J.P. Morgan had been considered the healthiest of U.S. banks, emerging from the 2008 crisis largely unscathed. CEO Jamie Dimon, boyishly handsome with a thick New York accent, often is referred to as “the king of Wall Street.”
But on Friday, investors humbled the king, sending the bank’s share price down by $3.78, or 9.28 percent, to $36.96. Other big-bank stocks sunk as well.
The massive blunder on the part of a bank perceived as the nation’s healthiest also cast an unwanted spotlight on the same federal regulators found to be asleep at the switch in the run-up to the 2008 financial crisis.
In the aftermath of that crisis, the Federal Reserve was given greater supervisory responsibility for large investment banks, which had transformed themselves into bank-holding companies in order to enjoy greater taxpayer support amid the crisis.
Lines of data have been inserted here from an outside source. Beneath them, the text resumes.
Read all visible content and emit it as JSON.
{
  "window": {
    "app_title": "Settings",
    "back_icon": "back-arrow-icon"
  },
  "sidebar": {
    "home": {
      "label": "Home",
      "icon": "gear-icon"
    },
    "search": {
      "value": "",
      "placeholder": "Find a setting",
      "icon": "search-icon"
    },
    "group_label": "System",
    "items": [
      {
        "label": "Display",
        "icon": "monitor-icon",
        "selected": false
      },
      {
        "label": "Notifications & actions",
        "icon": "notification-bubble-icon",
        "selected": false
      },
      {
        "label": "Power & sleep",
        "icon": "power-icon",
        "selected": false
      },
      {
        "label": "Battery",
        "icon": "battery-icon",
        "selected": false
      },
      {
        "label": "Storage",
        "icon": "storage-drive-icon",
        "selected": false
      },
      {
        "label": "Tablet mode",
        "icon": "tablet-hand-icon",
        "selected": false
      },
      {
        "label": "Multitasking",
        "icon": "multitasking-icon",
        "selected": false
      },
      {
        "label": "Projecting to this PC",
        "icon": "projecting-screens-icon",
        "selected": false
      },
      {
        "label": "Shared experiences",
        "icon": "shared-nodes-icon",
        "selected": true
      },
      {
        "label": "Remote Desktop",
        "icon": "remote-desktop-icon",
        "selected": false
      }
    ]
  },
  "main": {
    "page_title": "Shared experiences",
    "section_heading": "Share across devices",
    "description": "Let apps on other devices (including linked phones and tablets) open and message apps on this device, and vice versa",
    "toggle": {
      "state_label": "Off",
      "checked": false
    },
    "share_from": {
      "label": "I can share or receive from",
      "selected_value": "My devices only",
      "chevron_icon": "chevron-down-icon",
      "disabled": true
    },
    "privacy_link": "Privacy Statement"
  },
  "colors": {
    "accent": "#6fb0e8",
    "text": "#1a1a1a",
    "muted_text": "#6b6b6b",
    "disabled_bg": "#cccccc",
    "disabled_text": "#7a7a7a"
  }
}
Fed staffers now are located in the biggest banks and were supposed to be policing their risk-taking to protect the financial system.
“We can’t discuss supervisory information,” said Barbara Hagenbaugh, a Fed spokeswoman.
The Securities and Exchange Commission also was given greater powers to ensure that large banks properly disclosed risks from complex investments to their investors. Lawmakers said that J.P. Morgan did not fully disclose the risks from its soured bet in its annual report for 2011 or its report filed for the first quarter of 2011.
“It ought to be a concern to the SEC. They are the ones who ought to have a concern about that,” Sen. Carl Levin, D-Mich., said in a conference call with reporters. “The SEC should surely take a look at it.”
Levin heads the Senate’s Permanent Subcommittee on Investigations. His panel was instrumental, after the fact, in piecing together much of the malfeasance that led to the financial crisis. On Friday, though, Levin called it premature to determine whether he’ll conduct hearings on J.P. Morgan.
The SEC regulates broadly on investor protection, but it narrowly regulates J.P. Morgan’s broker-dealer operations, and the losses appeared to be in an area of the bank regulated by the Fed. SEC spokesman John Nester declined to comment.